Marcellvs L. website is instigating, organized according to the possibilities of chance and lack of control in the search for information. The site does not have a menu, and its contents can only be seen by activating a dice game simulation containing information and images related to the work of Marcellvs L.
http://www.caosmos.org/

“Contracampo - Revista de Cinema” (Counterfield - Cine Magazine) has published two articles, approaching the artist's work from different points of view. 

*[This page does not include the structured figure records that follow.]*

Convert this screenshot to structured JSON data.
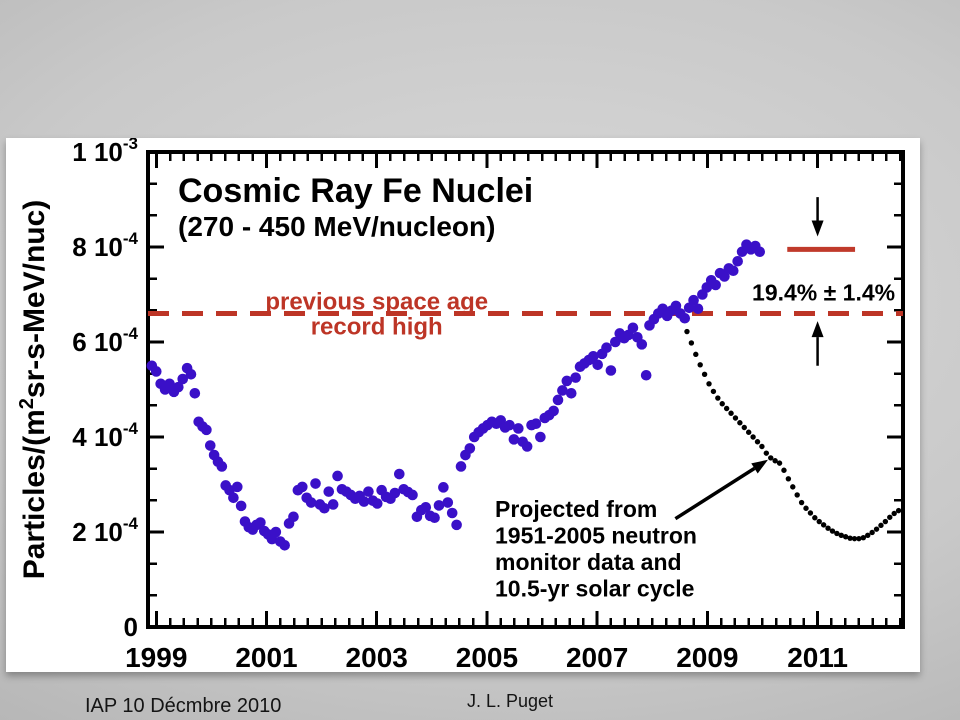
{
  "slide": {
    "footer_left": "IAP 10 Décmbre 2010",
    "footer_center": "J. L. Puget"
  },
  "chart_data": {
    "type": "scatter",
    "title": "Cosmic Ray Fe Nuclei",
    "subtitle": "(270 - 450 MeV/nucleon)",
    "x_axis": {
      "range": [
        1998.85,
        2012.55
      ],
      "ticks": [
        1999,
        2001,
        2003,
        2005,
        2007,
        2009,
        2011
      ],
      "minor_step": 0.25
    },
    "y_axis": {
      "label_parts": {
        "prefix": "Particles/(m",
        "sup": "2",
        "suffix": "sr-s-MeV/nuc)"
      },
      "units_note": "point values stored in units of 1e-4 particles/(m2 sr s MeV/nuc)",
      "range_1e4": [
        0,
        10
      ],
      "ticks": [
        {
          "v": 10,
          "m": "1 10",
          "e": "-3"
        },
        {
          "v": 8,
          "m": "8 10",
          "e": "-4"
        },
        {
          "v": 6,
          "m": "6 10",
          "e": "-4"
        },
        {
          "v": 4,
          "m": "4 10",
          "e": "-4"
        },
        {
          "v": 2,
          "m": "2 10",
          "e": "-4"
        },
        {
          "v": 0,
          "m": "0",
          "e": ""
        }
      ]
    },
    "record_line": {
      "value_1e4": 6.6,
      "label": [
        "previous space age",
        "record high"
      ],
      "label_center_year": 2003.0,
      "color": "#bd3526"
    },
    "comparison_bar": {
      "value_1e4": 7.95,
      "year_start": 2010.45,
      "year_end": 2011.68,
      "color": "#c03a2b",
      "label": "19.4% ± 1.4%"
    },
    "arrows": {
      "down": {
        "year": 2011.0,
        "from_1e4": 9.05,
        "to_1e4": 8.22
      },
      "up": {
        "year": 2011.0,
        "from_1e4": 5.5,
        "to_1e4": 6.44
      },
      "pointer": {
        "from": [
          2008.42,
          2.28
        ],
        "to": [
          2010.1,
          3.52
        ]
      }
    },
    "series": {
      "color": "#3a10c8",
      "points": [
        [
          1998.92,
          5.5
        ],
        [
          1999.0,
          5.38
        ],
        [
          1999.08,
          5.12
        ],
        [
          1999.16,
          5.0
        ],
        [
          1999.24,
          5.12
        ],
        [
          1999.32,
          4.95
        ],
        [
          1999.4,
          5.05
        ],
        [
          1999.48,
          5.22
        ],
        [
          1999.56,
          5.45
        ],
        [
          1999.63,
          5.32
        ],
        [
          1999.7,
          4.92
        ],
        [
          1999.77,
          4.32
        ],
        [
          1999.84,
          4.22
        ],
        [
          1999.91,
          4.15
        ],
        [
          1999.98,
          3.82
        ],
        [
          2000.05,
          3.62
        ],
        [
          2000.12,
          3.48
        ],
        [
          2000.19,
          3.38
        ],
        [
          2000.26,
          2.98
        ],
        [
          2000.33,
          2.88
        ],
        [
          2000.4,
          2.72
        ],
        [
          2000.47,
          2.95
        ],
        [
          2000.54,
          2.55
        ],
        [
          2000.61,
          2.22
        ],
        [
          2000.68,
          2.1
        ],
        [
          2000.75,
          2.05
        ],
        [
          2000.82,
          2.15
        ],
        [
          2000.89,
          2.2
        ],
        [
          2000.96,
          2.02
        ],
        [
          2001.03,
          1.95
        ],
        [
          2001.1,
          1.85
        ],
        [
          2001.17,
          2.0
        ],
        [
          2001.25,
          1.8
        ],
        [
          2001.33,
          1.72
        ],
        [
          2001.41,
          2.18
        ],
        [
          2001.49,
          2.32
        ],
        [
          2001.57,
          2.88
        ],
        [
          2001.65,
          2.95
        ],
        [
          2001.73,
          2.72
        ],
        [
          2001.81,
          2.62
        ],
        [
          2001.89,
          3.02
        ],
        [
          2001.97,
          2.58
        ],
        [
          2002.05,
          2.5
        ],
        [
          2002.13,
          2.85
        ],
        [
          2002.21,
          2.58
        ],
        [
          2002.29,
          3.18
        ],
        [
          2002.37,
          2.9
        ],
        [
          2002.45,
          2.85
        ],
        [
          2002.53,
          2.78
        ],
        [
          2002.61,
          2.7
        ],
        [
          2002.69,
          2.76
        ],
        [
          2002.77,
          2.64
        ],
        [
          2002.85,
          2.85
        ],
        [
          2002.93,
          2.66
        ],
        [
          2003.01,
          2.6
        ],
        [
          2003.09,
          2.88
        ],
        [
          2003.17,
          2.74
        ],
        [
          2003.25,
          2.7
        ],
        [
          2003.33,
          2.82
        ],
        [
          2003.41,
          3.22
        ],
        [
          2003.49,
          2.9
        ],
        [
          2003.57,
          2.84
        ],
        [
          2003.65,
          2.78
        ],
        [
          2003.73,
          2.32
        ],
        [
          2003.81,
          2.46
        ],
        [
          2003.89,
          2.52
        ],
        [
          2003.97,
          2.34
        ],
        [
          2004.05,
          2.3
        ],
        [
          2004.13,
          2.56
        ],
        [
          2004.21,
          2.94
        ],
        [
          2004.29,
          2.62
        ],
        [
          2004.37,
          2.4
        ],
        [
          2004.45,
          2.15
        ],
        [
          2004.53,
          3.38
        ],
        [
          2004.61,
          3.62
        ],
        [
          2004.69,
          3.76
        ],
        [
          2004.77,
          4.0
        ],
        [
          2004.85,
          4.1
        ],
        [
          2004.93,
          4.18
        ],
        [
          2005.01,
          4.25
        ],
        [
          2005.09,
          4.32
        ],
        [
          2005.17,
          4.28
        ],
        [
          2005.25,
          4.35
        ],
        [
          2005.33,
          4.2
        ],
        [
          2005.41,
          4.25
        ],
        [
          2005.49,
          3.95
        ],
        [
          2005.57,
          4.18
        ],
        [
          2005.65,
          3.9
        ],
        [
          2005.73,
          3.8
        ],
        [
          2005.81,
          4.25
        ],
        [
          2005.89,
          4.28
        ],
        [
          2005.97,
          4.0
        ],
        [
          2006.05,
          4.4
        ],
        [
          2006.13,
          4.46
        ],
        [
          2006.21,
          4.55
        ],
        [
          2006.29,
          4.78
        ],
        [
          2006.37,
          4.98
        ],
        [
          2006.45,
          5.18
        ],
        [
          2006.53,
          4.92
        ],
        [
          2006.61,
          5.25
        ],
        [
          2006.69,
          5.48
        ],
        [
          2006.77,
          5.55
        ],
        [
          2006.85,
          5.62
        ],
        [
          2006.93,
          5.7
        ],
        [
          2007.01,
          5.52
        ],
        [
          2007.09,
          5.75
        ],
        [
          2007.17,
          5.88
        ],
        [
          2007.25,
          5.4
        ],
        [
          2007.33,
          6.0
        ],
        [
          2007.41,
          6.18
        ],
        [
          2007.49,
          6.08
        ],
        [
          2007.57,
          6.15
        ],
        [
          2007.65,
          6.3
        ],
        [
          2007.73,
          6.1
        ],
        [
          2007.81,
          5.95
        ],
        [
          2007.89,
          5.3
        ],
        [
          2007.95,
          6.35
        ],
        [
          2008.03,
          6.48
        ],
        [
          2008.11,
          6.6
        ],
        [
          2008.19,
          6.7
        ],
        [
          2008.27,
          6.55
        ],
        [
          2008.35,
          6.66
        ],
        [
          2008.43,
          6.76
        ],
        [
          2008.51,
          6.6
        ],
        [
          2008.59,
          6.5
        ],
        [
          2008.67,
          6.72
        ],
        [
          2008.75,
          6.88
        ],
        [
          2008.83,
          6.7
        ],
        [
          2008.91,
          7.0
        ],
        [
          2008.99,
          7.15
        ],
        [
          2009.07,
          7.3
        ],
        [
          2009.15,
          7.2
        ],
        [
          2009.23,
          7.45
        ],
        [
          2009.31,
          7.38
        ],
        [
          2009.39,
          7.55
        ],
        [
          2009.47,
          7.5
        ],
        [
          2009.55,
          7.7
        ],
        [
          2009.63,
          7.9
        ],
        [
          2009.71,
          8.05
        ],
        [
          2009.79,
          7.95
        ],
        [
          2009.87,
          8.02
        ],
        [
          2009.95,
          7.9
        ]
      ]
    },
    "projection": {
      "color": "#000000",
      "label": [
        "Projected from",
        "1951-2005 neutron",
        "monitor data and",
        "10.5-yr solar cycle"
      ],
      "points": [
        [
          2008.55,
          6.48
        ],
        [
          2008.63,
          6.22
        ],
        [
          2008.71,
          5.98
        ],
        [
          2008.79,
          5.74
        ],
        [
          2008.87,
          5.52
        ],
        [
          2008.95,
          5.32
        ],
        [
          2009.03,
          5.12
        ],
        [
          2009.11,
          4.96
        ],
        [
          2009.19,
          4.82
        ],
        [
          2009.27,
          4.7
        ],
        [
          2009.35,
          4.6
        ],
        [
          2009.43,
          4.5
        ],
        [
          2009.51,
          4.4
        ],
        [
          2009.59,
          4.3
        ],
        [
          2009.67,
          4.2
        ],
        [
          2009.75,
          4.1
        ],
        [
          2009.83,
          4.0
        ],
        [
          2009.91,
          3.9
        ],
        [
          2009.99,
          3.8
        ],
        [
          2010.07,
          3.66
        ],
        [
          2010.15,
          3.56
        ],
        [
          2010.23,
          3.5
        ],
        [
          2010.31,
          3.45
        ],
        [
          2010.39,
          3.3
        ],
        [
          2010.47,
          3.12
        ],
        [
          2010.55,
          2.95
        ],
        [
          2010.63,
          2.78
        ],
        [
          2010.71,
          2.62
        ],
        [
          2010.79,
          2.5
        ],
        [
          2010.87,
          2.4
        ],
        [
          2010.95,
          2.3
        ],
        [
          2011.03,
          2.22
        ],
        [
          2011.11,
          2.15
        ],
        [
          2011.19,
          2.08
        ],
        [
          2011.27,
          2.02
        ],
        [
          2011.35,
          1.97
        ],
        [
          2011.43,
          1.93
        ],
        [
          2011.51,
          1.9
        ],
        [
          2011.59,
          1.87
        ],
        [
          2011.67,
          1.86
        ],
        [
          2011.75,
          1.86
        ],
        [
          2011.83,
          1.88
        ],
        [
          2011.91,
          1.93
        ],
        [
          2011.99,
          1.99
        ],
        [
          2012.07,
          2.06
        ],
        [
          2012.15,
          2.14
        ],
        [
          2012.23,
          2.22
        ],
        [
          2012.31,
          2.31
        ],
        [
          2012.39,
          2.39
        ],
        [
          2012.47,
          2.45
        ]
      ]
    }
  }
}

The article by Cezar Migliorin discusses similarities with cinema, such as the single shot, and promotes a dialogue between Marcellvs' “Man.Road.River” (2004) and Cao Guimarães' “Da janela do meu quarto” (From the window of my room) (2004). An interesting approach, revealing the power of the images produced by these two artists.
http://www.contracampo.com.br/67/manroadriverjanela.htm

The second article features comments by Ruy Gardner about the awarding in the Curta Cinema festival, in Rio de Janeiro, and discusses “Man.Road.River”, which Gardner describes as “one of most stimulating films in the festival”.